Les malformations artérioveineuses médullaires

Les artères et les veines communiquent via de fins vaisseaux appelés capillaires. Dans le cas d’une malformation artérioveineuse, ces capillaires peuvent être malformés, distendus, en forme de pelote (nidus) et ils ne remplissent alors plus leurs rôles. Dans ce cas, le débit de sang devient beaucoup plus important dans les veines et elles peuvent être à risque de rupture et de saignement.

Une malformation artérioveineuse (MAV) peut n’avoir aucune conséquence neurologique. Chez certains patients cependant, une MAV peut engendrer un malfonctionnement localisé du système nerveux et engendrer des troubles de la motricité. Ces différents symptômes sont principalement liés à la localisation et à la taille de la MAV.

Le diagnostic d’une MAV est établi lors d’un examen appelé artériographie. A l’issue de celle-ci, l’équipe médicale, en réunion de concertation pluridisciplinaire décide du suivi.
Si les risques qu’elle représente et que l’importance des symptômes engendrés sont modérés, un suivi par imagerie seul peut être proposé pour s’assurer que le risque de rupture n’évolue pas au cours du temps.

Il peut également être décidé de traiter cette MAV. Les modalités de traitement des MAVs sont différentes pour chaque MAV.
Les MAVs sont en effet toutes différentes et mènent à des traitements qui doivent être adaptées à chacune. Elle peut faire l’objet d’un simple suivi en imagerie ou bien être traités pour atténuer ou faire disparaitre la malformation. 
En savoir plus sur le traitement d’une MAV

Pour aller plus loin, consulter le carnet FAVA-Multi dédié à la prise en charge des malformations artérioveineuses médullaires.

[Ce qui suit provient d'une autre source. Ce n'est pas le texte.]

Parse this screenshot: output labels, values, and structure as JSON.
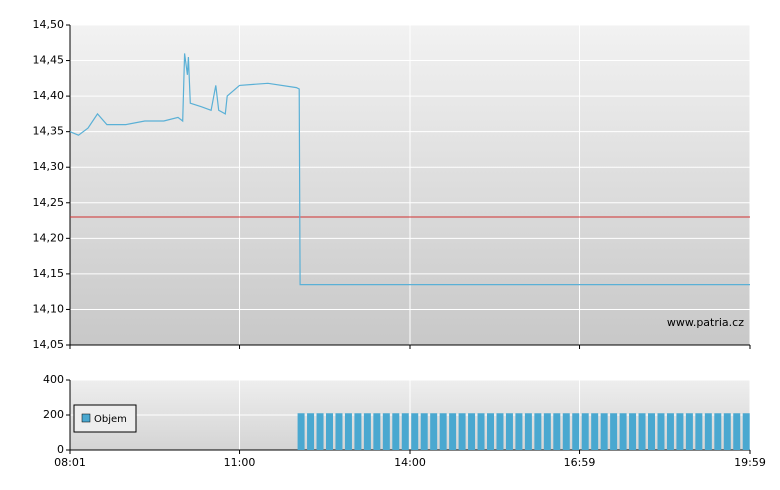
{
  "chart_data": [
    {
      "type": "line",
      "color": "#5ab0d6",
      "x": [
        "08:01",
        "08:10",
        "08:20",
        "08:30",
        "08:40",
        "09:00",
        "09:20",
        "09:40",
        "09:55",
        "10:00",
        "10:02",
        "10:05",
        "10:06",
        "10:08",
        "10:20",
        "10:30",
        "10:35",
        "10:38",
        "10:45",
        "10:47",
        "11:00",
        "11:30",
        "12:00",
        "12:03",
        "12:04",
        "19:59"
      ],
      "values": [
        14.35,
        14.345,
        14.355,
        14.375,
        14.36,
        14.36,
        14.365,
        14.365,
        14.37,
        14.365,
        14.46,
        14.43,
        14.455,
        14.39,
        14.385,
        14.38,
        14.415,
        14.38,
        14.375,
        14.4,
        14.415,
        14.418,
        14.412,
        14.41,
        14.135,
        14.135
      ],
      "xlim": [
        "08:01",
        "19:59"
      ],
      "xticks": [
        "08:01",
        "11:00",
        "14:00",
        "16:59",
        "19:59"
      ],
      "ylim": [
        14.05,
        14.5
      ],
      "yticks": [
        {
          "value": 14.05,
          "label": "14,05"
        },
        {
          "value": 14.1,
          "label": "14,10"
        },
        {
          "value": 14.15,
          "label": "14,15"
        },
        {
          "value": 14.2,
          "label": "14,20"
        },
        {
          "value": 14.25,
          "label": "14,25"
        },
        {
          "value": 14.3,
          "label": "14,30"
        },
        {
          "value": 14.35,
          "label": "14,35"
        },
        {
          "value": 14.4,
          "label": "14,40"
        },
        {
          "value": 14.45,
          "label": "14,45"
        },
        {
          "value": 14.5,
          "label": "14,50"
        }
      ],
      "reference_line": {
        "value": 14.23,
        "color": "#d03030"
      },
      "watermark": "www.patria.cz",
      "grid": true
    },
    {
      "type": "bar",
      "x": [
        "12:05",
        "12:15",
        "12:25",
        "12:35",
        "12:45",
        "12:55",
        "13:05",
        "13:15",
        "13:25",
        "13:35",
        "13:45",
        "13:55",
        "14:05",
        "14:15",
        "14:25",
        "14:35",
        "14:45",
        "14:55",
        "15:05",
        "15:15",
        "15:25",
        "15:35",
        "15:45",
        "15:55",
        "16:05",
        "16:15",
        "16:25",
        "16:35",
        "16:45",
        "16:55",
        "17:05",
        "17:15",
        "17:25",
        "17:35",
        "17:45",
        "17:55",
        "18:05",
        "18:15",
        "18:25",
        "18:35",
        "18:45",
        "18:55",
        "19:05",
        "19:15",
        "19:25",
        "19:35",
        "19:45",
        "19:55"
      ],
      "series": [
        {
          "name": "Objem",
          "color": "#4aa8d0",
          "values": [
            210,
            210,
            210,
            210,
            210,
            210,
            210,
            210,
            210,
            210,
            210,
            210,
            210,
            210,
            210,
            210,
            210,
            210,
            210,
            210,
            210,
            210,
            210,
            210,
            210,
            210,
            210,
            210,
            210,
            210,
            210,
            210,
            210,
            210,
            210,
            210,
            210,
            210,
            210,
            210,
            210,
            210,
            210,
            210,
            210,
            210,
            210,
            210
          ]
        }
      ],
      "xlim": [
        "08:01",
        "19:59"
      ],
      "xticks": [
        "08:01",
        "11:00",
        "14:00",
        "16:59",
        "19:59"
      ],
      "ylim": [
        0,
        400
      ],
      "yticks": [
        0,
        200,
        400
      ],
      "legend": "upper-left",
      "grid": true
    }
  ]
}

Les malformations anévrysmales de la veine de Galien

Les malformations anévrysmales de la veine de Galien sont des lésions rares qui se forment avant la naissance. Elles ont pour origine des branchements anormaux dans le réseau des petits vaisseaux cérébraux qui se jettent dans la veine de Galien du foetus. Cette malformation a pour conséquence une augmentation du débit et de la pression dans la veine de Galien qui entraine sa dilatation. Cette anomalie peut entrainer différents symptômes tels qu’un déficit neurologique, une augmentation anormale du périmètre crânien jusqu’à une insuffisance cardiaque et pulmonaire.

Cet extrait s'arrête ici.